What are ‘lost time accidents’, apart from something on building-site signs announcing hours lost to worker injuries? In this novel by the Austrian-American John Wray, the accidents represent time travel, or one family’s century-long, multi-generation, trans-Atlantic obsession and dark joke. ‘Time is our shared disorder,’ says the narrator’s aunt.
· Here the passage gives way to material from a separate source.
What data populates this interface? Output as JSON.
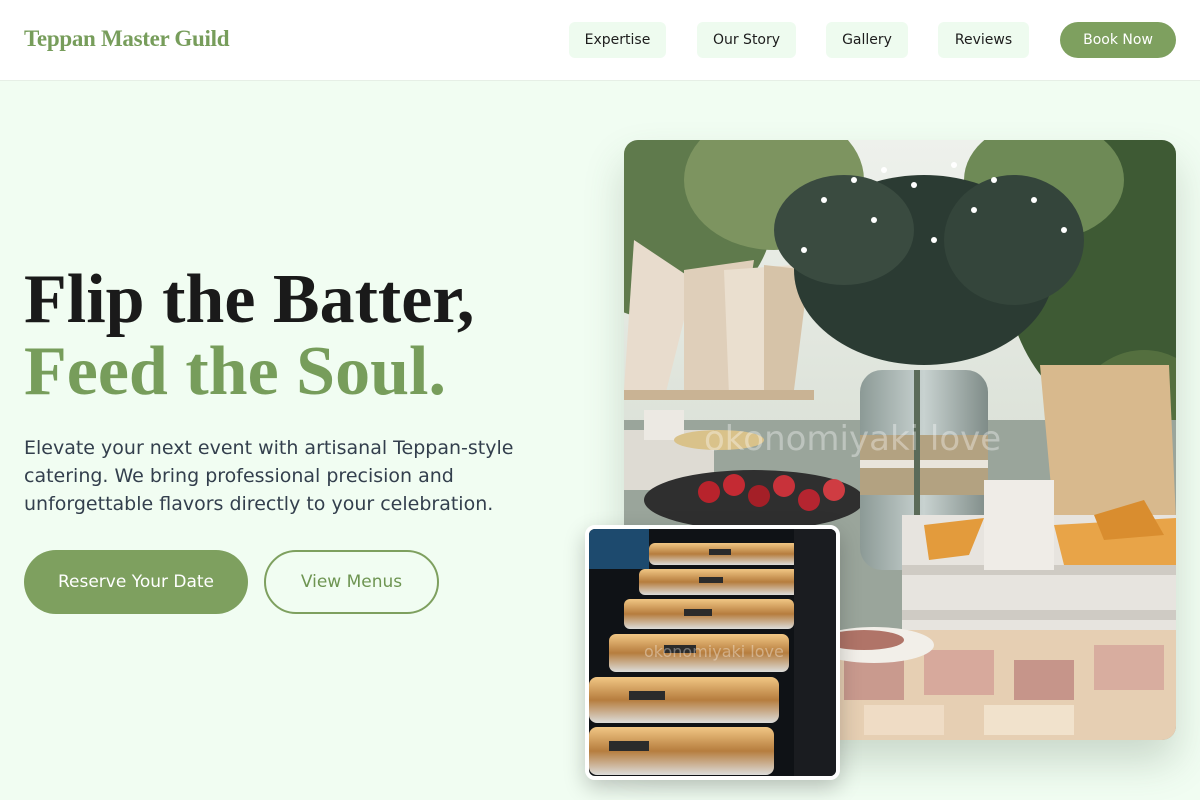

Waldy Tolliver is that narrator, anxious and infatuated and trapped in a time-pocket from which he lobs the family history in long passages to Mrs Haven, his recent lover. His father Orson is a science fiction writer whose own father, Kaspar, fled occupied Europe for Buffalo, New York. Kaspar’s twin Waldemar remained upwardly mobile in Vienna as, first, an SS interrogator then a concentration-camp commandant conducting murderous scientific experiments on the problem of time. But the disorder goes back one more generation, to their father, a Moravian gherkin manufacturer who began the family project while in Bern, while the family nemesis known as the ‘Patent Clerk’, Albert Einstein, began dabbling in the rival theory of relativity.
Here is a sprawling, heavy-going novel spanning the length of a dark 20th century and contrasting old Europe with postwar, vital America. Before embarking on these 500 pages, though, a reader should ask himself whether he is interested in the subject of time travel. Here, it is never just ‘time travel’ — but prolonged treatments of physics and cosmology and deliberately addled philosophical plunges into the nature of time.
Waldy, who sees the ‘timestream’ first ‘as a flickering tunnel we all move through together, like passengers on a fairground logjam ride’, then later ‘as a magical streetcar of sorts, one that could move either forward or back’, is interesting mainly for the spectacle he makes of himself as a nervous wreck veering towards the exhaustion from which one doesn’t recover.